In many cases you want to programmatically read/parse the content of an URL and retrieve the HTML source code, here's a simple function I wrote to do that :
// Get html page content with c# class
public static string Get_HTML(string Url)
{
System.Net.WebResponse Result = null;
string Page_Source_Code;
try
{
System.Net.WebRequest req = System.Net.WebRequest.Create(Url);
Result = req.GetResponse();
System.IO.Stream RStream = Result.GetResponseStream();
System.IO.StreamReader sr = new System.IO.StreamReader(RStream);
new System.IO.StreamReader(RStream);
Page_Source_Code = sr.ReadToEnd();
sr.Dispose();
}
catch
{
// error while reading the url: the url dosen’t exist, connection problem...
Page_Source_Code = "";
}
finally
{
if (Result != null) Result.Close();
}
return Page_Source_Code;
}
The above function will parse the server code and will attempt to detect the encoding automatically, it can recognize and parse correctly UTF-8, little-endian Unicode, and big-endian Unicode text.

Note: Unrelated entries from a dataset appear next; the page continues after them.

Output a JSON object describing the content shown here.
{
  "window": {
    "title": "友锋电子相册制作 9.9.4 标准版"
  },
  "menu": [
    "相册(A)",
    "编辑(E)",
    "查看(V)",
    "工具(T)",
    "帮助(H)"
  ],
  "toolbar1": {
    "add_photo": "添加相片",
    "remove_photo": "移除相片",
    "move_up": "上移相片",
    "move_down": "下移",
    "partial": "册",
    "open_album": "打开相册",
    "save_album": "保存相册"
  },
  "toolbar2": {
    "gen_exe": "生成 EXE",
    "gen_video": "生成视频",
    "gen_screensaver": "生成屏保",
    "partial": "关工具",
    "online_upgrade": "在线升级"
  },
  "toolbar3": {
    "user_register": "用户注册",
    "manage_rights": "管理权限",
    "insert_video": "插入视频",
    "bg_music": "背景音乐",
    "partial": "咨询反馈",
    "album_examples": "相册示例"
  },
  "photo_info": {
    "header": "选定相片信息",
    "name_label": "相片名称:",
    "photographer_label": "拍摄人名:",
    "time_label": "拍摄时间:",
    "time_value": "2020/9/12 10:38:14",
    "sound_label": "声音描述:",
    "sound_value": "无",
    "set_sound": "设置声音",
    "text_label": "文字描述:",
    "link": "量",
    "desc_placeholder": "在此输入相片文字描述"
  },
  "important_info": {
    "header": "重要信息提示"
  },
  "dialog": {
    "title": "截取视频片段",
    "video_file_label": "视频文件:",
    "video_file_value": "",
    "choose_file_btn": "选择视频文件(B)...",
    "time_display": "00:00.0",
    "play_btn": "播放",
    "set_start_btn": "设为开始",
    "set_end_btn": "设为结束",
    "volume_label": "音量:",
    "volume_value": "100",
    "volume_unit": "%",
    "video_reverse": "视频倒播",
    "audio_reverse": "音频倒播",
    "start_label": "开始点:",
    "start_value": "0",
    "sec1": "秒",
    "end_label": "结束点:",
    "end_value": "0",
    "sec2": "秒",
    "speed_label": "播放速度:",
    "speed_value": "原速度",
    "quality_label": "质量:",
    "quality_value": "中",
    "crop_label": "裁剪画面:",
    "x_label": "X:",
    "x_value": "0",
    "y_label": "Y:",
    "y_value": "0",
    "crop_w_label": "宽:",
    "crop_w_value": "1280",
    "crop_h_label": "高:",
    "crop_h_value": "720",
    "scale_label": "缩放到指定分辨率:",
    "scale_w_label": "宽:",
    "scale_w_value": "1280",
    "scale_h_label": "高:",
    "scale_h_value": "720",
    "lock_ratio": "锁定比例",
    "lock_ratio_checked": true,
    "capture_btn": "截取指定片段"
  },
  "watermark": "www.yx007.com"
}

If the web server uses another coding you can specify that, just replace these two lines :
System.IO.StreamReader sr = new System.IO.StreamReader(ReceiveStream, Encoding.GetEncoding("Windows-1252"));
new System.IO.StreamReader(ReceiveStream, Encoding.GetEncoding("Windows-1252"));
If you don't know what’s the coding used, you'll have to read it from the meta tag, for example:
<meta http-equiv="Content-Type" content="text/html; charset=iso-8859-1" />
And if it's not specified you can just go with the "UTF-8".